Flat-field correction on hyperspectral data

Question

I am working on hyperspectral data set using the spectral python library. I started using python for the first time on Monday, so everything is taking me a long time.

My data is in envi format, and i believe I have successfully read it in and connverted to numpy arrays.

I am attempting a flat field correction using this code

corrected_nparr = np.divide(np.subtract(data_nparr, dark_nparr), np.subtract(white_nparr, dark_nparr))

ValueError: operands could not be broadcast together with shapes (1367,384,288) (100,384,288)

This doesnt work because my white reference and dark reference are a different size to the data capture.

print(white_nparr.shape)
(297, 384, 288)
print(dark_nparr.shape)
(100, 384, 288)
print(data_nparr.shape)
(1367, 384, 288)

So, I understand why I am getting the error.

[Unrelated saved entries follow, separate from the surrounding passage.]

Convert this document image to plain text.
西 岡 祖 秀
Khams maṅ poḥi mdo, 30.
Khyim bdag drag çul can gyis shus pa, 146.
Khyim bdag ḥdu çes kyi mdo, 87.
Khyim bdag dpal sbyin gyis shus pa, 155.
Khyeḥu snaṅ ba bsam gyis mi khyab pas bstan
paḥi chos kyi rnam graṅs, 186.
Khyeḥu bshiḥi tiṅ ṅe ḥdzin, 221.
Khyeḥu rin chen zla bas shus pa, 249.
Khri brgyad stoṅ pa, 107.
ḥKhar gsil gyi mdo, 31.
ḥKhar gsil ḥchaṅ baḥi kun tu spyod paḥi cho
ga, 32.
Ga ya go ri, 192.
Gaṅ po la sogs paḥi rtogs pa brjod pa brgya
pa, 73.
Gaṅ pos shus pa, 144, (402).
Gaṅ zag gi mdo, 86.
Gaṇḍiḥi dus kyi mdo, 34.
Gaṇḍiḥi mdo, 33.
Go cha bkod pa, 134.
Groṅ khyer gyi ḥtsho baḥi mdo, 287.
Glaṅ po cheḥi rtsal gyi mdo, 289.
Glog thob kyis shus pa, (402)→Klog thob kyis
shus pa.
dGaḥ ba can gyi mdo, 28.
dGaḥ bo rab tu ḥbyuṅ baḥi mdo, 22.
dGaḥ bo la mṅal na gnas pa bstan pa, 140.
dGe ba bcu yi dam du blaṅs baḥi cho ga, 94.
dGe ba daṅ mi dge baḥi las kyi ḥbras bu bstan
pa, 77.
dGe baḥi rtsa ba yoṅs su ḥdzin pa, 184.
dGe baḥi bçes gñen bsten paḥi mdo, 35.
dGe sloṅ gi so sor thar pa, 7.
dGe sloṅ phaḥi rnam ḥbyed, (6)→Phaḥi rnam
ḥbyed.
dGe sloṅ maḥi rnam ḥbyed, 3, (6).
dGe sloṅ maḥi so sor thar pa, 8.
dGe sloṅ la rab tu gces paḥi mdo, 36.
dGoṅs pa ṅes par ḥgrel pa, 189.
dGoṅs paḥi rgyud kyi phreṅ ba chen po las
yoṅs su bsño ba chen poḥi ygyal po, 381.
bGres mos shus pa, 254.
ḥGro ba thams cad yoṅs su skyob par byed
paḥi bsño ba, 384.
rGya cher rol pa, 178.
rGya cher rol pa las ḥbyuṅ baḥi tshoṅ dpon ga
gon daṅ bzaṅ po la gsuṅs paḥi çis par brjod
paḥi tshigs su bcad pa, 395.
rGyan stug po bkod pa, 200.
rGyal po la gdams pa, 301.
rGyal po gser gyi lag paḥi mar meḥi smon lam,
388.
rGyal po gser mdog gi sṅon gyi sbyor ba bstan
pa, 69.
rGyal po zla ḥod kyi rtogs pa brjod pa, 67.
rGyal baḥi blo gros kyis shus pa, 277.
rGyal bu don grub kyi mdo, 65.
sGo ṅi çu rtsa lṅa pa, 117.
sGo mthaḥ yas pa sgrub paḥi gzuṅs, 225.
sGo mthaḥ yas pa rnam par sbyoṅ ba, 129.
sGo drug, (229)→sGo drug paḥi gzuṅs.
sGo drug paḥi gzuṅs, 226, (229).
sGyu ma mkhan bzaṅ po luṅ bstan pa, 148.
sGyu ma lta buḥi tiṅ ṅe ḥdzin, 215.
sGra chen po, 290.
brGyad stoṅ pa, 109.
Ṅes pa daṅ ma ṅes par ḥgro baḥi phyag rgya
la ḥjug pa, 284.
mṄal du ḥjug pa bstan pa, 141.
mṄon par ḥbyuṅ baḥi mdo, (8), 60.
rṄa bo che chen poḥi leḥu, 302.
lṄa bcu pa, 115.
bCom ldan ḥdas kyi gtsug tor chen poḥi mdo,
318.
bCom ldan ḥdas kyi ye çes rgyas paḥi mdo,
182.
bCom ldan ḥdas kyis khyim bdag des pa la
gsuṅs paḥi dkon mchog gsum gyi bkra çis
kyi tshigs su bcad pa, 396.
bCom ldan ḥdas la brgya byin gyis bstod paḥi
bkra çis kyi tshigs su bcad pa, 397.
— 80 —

The original white and dark ref were captured using different image sizes to the dataset. So, my problem is creating a correction for the dataset whilst only having access to references of different sizes

Has anyone handled this before? What approach did you use?

btw the data I am using is mineral hyperspectral data captured from drill core, there is a huge dataset held by Geological Survey Ireland and is free upon request

So, I recieved and extremely helpful answer, which actually sparked a further question

# created these files to broadcast as they are a horizontal line of spectra,
#a 2D array which captures the variation 
white_nparr_horiz = white_nparr[-2] 
dark_nparr_horiz = dark_nparr[-2] 
corrected_nparr = np.divide(np.subtract(data_nparr, dark_nparr_horiz), np.subtract(white_nparr_horiz, dark_nparr_horiz)) 

white_nparr_horiz.shape 
Out[28]: (384, 288) 
dark_nparr_horiz.shape Out[29]: (384, 288)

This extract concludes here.